The brand promise is the one thing you consistently deliver to your customer experience every time. For most companies, employees are the front line when it comes to customer relationships, especially if you have a service business. Internal brand pride is a critical success factor affecting external brand attitudes.
If we want our employees to love our brand, we have to love our employees.
If we want our employees to have passion and pride in our deliverance of a superior brand experience, we have to show them we have passion and pride in what they do and who they are.
If your people do not believe in the brand, then you can’t expect your customers to believe in the brand. Brand leadership is top-down. People follow the way the leader is walking, not just talking. When a new employee is hired, a company has 72 hours to make a great first impression. This first 72 hours is a unique opportunity to instill a positive brand attitude.
When you bring someone “on-board”, you get a rare chance to set the stage for the training that follows.

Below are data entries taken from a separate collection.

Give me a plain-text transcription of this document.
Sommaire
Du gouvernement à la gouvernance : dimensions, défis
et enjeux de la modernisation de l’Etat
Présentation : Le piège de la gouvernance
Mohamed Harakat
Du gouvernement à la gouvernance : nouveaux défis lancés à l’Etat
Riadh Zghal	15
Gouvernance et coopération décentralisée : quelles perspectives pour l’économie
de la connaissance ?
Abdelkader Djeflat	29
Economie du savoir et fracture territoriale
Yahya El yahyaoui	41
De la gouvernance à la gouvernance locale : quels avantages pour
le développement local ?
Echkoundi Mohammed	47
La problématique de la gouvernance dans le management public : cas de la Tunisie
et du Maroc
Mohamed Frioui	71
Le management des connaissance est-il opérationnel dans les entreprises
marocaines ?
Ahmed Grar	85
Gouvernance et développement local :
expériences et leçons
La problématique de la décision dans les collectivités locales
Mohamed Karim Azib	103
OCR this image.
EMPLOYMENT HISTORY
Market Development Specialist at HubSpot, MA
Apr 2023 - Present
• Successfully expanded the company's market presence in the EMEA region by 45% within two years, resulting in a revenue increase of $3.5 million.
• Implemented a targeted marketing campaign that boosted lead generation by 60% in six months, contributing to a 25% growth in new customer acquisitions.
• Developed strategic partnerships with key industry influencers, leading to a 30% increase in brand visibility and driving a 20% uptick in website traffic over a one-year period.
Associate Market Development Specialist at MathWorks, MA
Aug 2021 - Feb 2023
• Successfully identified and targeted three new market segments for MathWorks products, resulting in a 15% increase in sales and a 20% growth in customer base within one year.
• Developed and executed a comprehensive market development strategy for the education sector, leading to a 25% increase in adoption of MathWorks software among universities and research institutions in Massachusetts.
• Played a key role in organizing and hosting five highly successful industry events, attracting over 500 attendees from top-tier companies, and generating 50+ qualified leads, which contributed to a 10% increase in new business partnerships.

Do you know why the Walt Disney company is so successful hiring people? They maintain focus on what kind of company they are. They are an entertainment company that thrives because of the experience people have when they come in contact with their brand. Walt Disney starts by hiring people who like people. They make sure prospective employees know what is involved and what the expectations are. The emphasis is clearly focused on human relational skills.
Disney is clear about it’s priorities:
Safety
Courtesy
Quality of the product
Efficiency
Effective brand experience does not necessarily come from a written policy manual, although there is one; the emphasis is on the fact it must come from the employees’ heart. People need to internalize the company values and believe in them.
Walt Disney’s brother Roy famously said, “When values are clear, decisions are easy.”
To sum up:
Make sure your Brand Promise is crystal clear and everyone not just knows it, but believes it and demonstrates it every time a customer has contact with your company, product or service
Have some sort of employee training program on a regular basis where you are not just explaining your strategy, but demonstrating it also from the top down
Hire people who are already in line from a people skills perspective to be on the front line of your company’s experience chain
Make sure your company values are lived and experienced, not just written or displayed.